Some books which turned me around and changed my outlook on things this year.
Communion and Otherness: Further Studies in Personhood and the Church Metropolitan John Ziziolas uses modern ontological language, especially Sartre, via the Patristic Fathers in a dizzying performance.
The Bottom Billion: Why the Poorest Countries are Failing and What Can Be Done About It. Of the 6.5 billion of us humans on this planet, the top billion are wealthy, 4.5 billion in the middle are getting wealthy quite rapidly, the bottom billion are stuck. Traps, costs, and the possible methods of helping those in the bottom are discussed. The interesting part is that the right and left are both wrong with their one line slogans for “what to do”. Two essential details to remember is that first, right and left have it wrong (specifically aid sometimes helps (and sometimes hurts) and so does military intervention sometimes helps and sometimes hurts) … secondly one line slogans of what needs to be done are all wrong. Each country and situation is unique now and is a changing situation.
A Secular Age I’m not finished with this book … and the prose isn’t especially flowing and easy but this book is very information and idea dense and provocative.

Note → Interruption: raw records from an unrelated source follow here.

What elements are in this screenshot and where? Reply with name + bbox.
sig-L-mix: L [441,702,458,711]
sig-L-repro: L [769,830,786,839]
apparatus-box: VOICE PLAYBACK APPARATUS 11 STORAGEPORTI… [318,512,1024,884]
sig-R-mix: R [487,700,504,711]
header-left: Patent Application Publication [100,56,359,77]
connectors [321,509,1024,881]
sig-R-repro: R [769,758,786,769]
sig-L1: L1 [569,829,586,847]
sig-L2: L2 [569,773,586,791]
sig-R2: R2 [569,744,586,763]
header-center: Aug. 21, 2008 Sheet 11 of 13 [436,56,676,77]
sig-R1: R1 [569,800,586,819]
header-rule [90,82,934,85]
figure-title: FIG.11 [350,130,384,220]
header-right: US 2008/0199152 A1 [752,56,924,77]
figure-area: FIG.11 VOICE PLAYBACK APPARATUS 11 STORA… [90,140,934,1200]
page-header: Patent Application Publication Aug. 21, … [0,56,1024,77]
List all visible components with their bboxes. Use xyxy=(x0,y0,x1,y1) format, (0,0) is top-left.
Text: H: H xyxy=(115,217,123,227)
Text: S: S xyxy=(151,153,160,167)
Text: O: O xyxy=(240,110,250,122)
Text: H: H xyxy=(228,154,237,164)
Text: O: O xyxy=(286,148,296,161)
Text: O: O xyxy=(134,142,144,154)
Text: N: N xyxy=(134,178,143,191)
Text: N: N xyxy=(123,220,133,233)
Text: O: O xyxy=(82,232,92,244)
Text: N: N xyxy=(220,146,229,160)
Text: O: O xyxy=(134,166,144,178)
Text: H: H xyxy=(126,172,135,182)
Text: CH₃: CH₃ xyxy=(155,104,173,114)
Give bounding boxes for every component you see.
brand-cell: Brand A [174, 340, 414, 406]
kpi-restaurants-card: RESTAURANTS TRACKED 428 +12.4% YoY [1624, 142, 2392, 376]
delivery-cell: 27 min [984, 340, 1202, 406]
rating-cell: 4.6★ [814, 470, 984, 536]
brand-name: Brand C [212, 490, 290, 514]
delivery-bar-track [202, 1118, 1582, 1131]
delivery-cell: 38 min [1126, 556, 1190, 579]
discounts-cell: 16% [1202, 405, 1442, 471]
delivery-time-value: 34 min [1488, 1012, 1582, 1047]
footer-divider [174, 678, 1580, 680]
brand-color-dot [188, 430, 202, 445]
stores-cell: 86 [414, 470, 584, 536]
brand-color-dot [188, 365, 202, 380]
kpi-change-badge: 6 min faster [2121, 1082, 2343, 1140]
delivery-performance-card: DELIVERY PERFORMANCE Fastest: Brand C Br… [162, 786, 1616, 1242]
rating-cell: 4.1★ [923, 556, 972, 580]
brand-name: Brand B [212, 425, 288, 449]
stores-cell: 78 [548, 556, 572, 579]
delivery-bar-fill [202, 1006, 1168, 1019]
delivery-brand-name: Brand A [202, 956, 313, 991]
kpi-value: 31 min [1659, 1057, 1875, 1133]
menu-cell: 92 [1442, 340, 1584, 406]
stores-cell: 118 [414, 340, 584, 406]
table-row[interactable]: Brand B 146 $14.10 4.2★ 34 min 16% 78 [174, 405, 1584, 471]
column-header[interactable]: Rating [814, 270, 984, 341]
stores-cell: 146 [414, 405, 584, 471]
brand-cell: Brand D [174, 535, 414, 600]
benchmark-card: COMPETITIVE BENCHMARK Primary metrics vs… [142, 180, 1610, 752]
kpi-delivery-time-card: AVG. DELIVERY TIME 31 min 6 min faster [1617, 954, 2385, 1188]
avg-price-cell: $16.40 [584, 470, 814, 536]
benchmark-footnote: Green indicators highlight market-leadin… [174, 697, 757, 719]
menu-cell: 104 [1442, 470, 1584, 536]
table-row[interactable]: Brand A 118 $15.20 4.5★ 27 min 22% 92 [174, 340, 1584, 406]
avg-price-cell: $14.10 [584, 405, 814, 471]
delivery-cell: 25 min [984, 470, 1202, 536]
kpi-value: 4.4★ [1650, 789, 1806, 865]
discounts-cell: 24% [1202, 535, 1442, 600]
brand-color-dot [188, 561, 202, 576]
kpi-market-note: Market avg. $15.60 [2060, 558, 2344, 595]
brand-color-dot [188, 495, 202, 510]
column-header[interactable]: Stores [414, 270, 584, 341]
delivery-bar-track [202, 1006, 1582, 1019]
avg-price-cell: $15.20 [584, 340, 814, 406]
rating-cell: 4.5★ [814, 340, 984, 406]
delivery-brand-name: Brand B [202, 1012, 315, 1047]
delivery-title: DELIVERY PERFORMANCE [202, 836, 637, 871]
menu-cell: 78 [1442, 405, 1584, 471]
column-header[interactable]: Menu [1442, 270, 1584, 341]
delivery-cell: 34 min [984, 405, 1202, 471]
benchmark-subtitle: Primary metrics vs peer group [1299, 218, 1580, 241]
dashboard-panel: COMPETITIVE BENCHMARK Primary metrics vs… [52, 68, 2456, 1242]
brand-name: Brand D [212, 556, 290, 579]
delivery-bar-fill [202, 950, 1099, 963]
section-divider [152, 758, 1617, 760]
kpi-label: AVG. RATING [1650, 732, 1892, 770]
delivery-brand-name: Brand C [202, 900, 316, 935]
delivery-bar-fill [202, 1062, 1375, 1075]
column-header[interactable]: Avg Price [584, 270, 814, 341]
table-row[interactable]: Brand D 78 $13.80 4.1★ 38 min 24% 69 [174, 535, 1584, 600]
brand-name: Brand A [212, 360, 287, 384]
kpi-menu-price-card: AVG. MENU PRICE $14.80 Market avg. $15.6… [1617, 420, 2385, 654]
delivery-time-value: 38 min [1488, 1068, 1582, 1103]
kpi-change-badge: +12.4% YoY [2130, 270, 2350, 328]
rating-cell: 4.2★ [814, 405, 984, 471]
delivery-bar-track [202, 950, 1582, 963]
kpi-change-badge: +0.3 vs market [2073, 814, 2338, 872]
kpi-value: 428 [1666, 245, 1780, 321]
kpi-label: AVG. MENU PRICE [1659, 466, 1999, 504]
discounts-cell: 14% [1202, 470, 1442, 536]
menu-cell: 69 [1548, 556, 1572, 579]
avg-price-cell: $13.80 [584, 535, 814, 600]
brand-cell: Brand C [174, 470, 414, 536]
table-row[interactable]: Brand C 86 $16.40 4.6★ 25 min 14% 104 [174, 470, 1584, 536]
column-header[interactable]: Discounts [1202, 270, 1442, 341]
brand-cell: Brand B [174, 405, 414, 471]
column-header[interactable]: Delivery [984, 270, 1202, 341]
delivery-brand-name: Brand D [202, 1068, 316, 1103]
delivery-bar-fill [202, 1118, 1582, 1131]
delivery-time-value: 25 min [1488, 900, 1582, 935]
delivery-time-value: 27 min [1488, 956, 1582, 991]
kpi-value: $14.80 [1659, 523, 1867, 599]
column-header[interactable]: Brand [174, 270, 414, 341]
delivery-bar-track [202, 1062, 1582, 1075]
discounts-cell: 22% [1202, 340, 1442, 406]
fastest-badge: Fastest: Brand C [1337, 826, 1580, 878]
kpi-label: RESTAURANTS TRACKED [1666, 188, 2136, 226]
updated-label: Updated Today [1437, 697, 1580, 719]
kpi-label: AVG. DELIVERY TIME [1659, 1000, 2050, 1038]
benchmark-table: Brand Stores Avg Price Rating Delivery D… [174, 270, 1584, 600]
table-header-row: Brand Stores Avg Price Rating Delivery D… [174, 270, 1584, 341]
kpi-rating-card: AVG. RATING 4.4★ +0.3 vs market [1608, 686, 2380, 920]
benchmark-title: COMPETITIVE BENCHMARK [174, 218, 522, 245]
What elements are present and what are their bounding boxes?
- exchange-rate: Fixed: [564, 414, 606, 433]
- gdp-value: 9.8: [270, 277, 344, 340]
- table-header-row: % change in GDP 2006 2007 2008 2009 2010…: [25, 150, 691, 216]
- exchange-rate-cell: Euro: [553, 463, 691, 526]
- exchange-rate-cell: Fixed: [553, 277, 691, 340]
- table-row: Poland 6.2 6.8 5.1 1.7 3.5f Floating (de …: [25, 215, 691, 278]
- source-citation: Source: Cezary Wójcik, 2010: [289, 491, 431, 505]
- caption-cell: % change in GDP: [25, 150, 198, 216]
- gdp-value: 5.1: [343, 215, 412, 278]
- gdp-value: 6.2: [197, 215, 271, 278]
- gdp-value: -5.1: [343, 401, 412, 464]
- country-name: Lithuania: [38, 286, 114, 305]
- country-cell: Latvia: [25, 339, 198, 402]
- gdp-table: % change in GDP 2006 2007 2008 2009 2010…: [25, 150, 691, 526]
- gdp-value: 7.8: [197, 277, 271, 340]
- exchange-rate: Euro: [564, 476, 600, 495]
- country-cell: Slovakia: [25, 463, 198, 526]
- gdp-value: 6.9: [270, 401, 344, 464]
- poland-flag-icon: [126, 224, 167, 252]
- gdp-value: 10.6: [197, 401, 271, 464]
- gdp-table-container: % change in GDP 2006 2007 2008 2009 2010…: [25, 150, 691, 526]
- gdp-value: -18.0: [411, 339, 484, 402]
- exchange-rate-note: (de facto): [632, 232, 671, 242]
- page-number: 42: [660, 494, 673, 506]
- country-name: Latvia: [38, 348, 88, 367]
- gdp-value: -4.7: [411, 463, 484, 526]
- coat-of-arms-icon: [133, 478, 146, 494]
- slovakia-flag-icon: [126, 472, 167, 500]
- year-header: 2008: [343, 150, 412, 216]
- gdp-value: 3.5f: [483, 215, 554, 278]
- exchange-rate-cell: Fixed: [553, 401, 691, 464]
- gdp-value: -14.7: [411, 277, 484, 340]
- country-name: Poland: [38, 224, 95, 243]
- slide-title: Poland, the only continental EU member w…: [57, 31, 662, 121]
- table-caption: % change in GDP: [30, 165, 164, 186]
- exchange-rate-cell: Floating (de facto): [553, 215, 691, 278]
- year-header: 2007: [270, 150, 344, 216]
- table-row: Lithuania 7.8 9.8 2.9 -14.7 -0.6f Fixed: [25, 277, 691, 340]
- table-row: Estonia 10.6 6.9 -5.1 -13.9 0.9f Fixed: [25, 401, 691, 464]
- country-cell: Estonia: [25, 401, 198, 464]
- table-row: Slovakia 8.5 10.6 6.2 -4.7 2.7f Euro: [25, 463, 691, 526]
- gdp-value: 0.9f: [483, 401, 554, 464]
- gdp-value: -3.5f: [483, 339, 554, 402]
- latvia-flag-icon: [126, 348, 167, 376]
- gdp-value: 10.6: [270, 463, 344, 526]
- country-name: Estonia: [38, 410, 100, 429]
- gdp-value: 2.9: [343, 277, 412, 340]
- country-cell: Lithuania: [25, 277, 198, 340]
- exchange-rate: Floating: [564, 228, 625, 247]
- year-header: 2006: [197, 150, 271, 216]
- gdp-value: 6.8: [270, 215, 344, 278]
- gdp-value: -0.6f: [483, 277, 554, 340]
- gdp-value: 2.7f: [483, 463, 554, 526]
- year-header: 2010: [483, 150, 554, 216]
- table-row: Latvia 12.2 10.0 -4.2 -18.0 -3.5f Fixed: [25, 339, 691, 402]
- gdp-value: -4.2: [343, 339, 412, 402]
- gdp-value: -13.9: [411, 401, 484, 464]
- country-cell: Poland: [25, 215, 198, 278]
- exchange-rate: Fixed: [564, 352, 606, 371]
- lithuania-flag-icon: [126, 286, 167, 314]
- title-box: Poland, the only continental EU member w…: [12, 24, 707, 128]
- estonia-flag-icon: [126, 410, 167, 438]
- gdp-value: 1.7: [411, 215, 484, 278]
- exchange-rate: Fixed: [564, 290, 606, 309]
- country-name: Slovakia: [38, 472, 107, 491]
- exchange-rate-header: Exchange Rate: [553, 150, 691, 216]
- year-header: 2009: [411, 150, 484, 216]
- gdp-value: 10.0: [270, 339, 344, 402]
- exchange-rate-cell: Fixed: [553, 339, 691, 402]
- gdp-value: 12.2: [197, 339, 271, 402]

Spiritual Psalter or Reflections on God from the Works of our Holy Father St. Ephraim the Syrian, Arranged in the Manner of the Psalms of David, Together with the Life of St. Ephrem When I was Chrismated and joined the Orthodox church this last spring, having gone through Lent, on the spur of the moment I chose as my name saint, St. Ephraim the Syrian. Ephraim is known as the Psalmist of the New Testament just as David of the Old. This book is a collection of his writings, 150 short psalms selected by St. Theophan the Recluse in the 19th century.
Solving Mathematical Problems: A Personal Perspective I bought this for my daughter. But is a really enjoyable read, even if you don’t have time to work the exercises. Math is a lot of fun.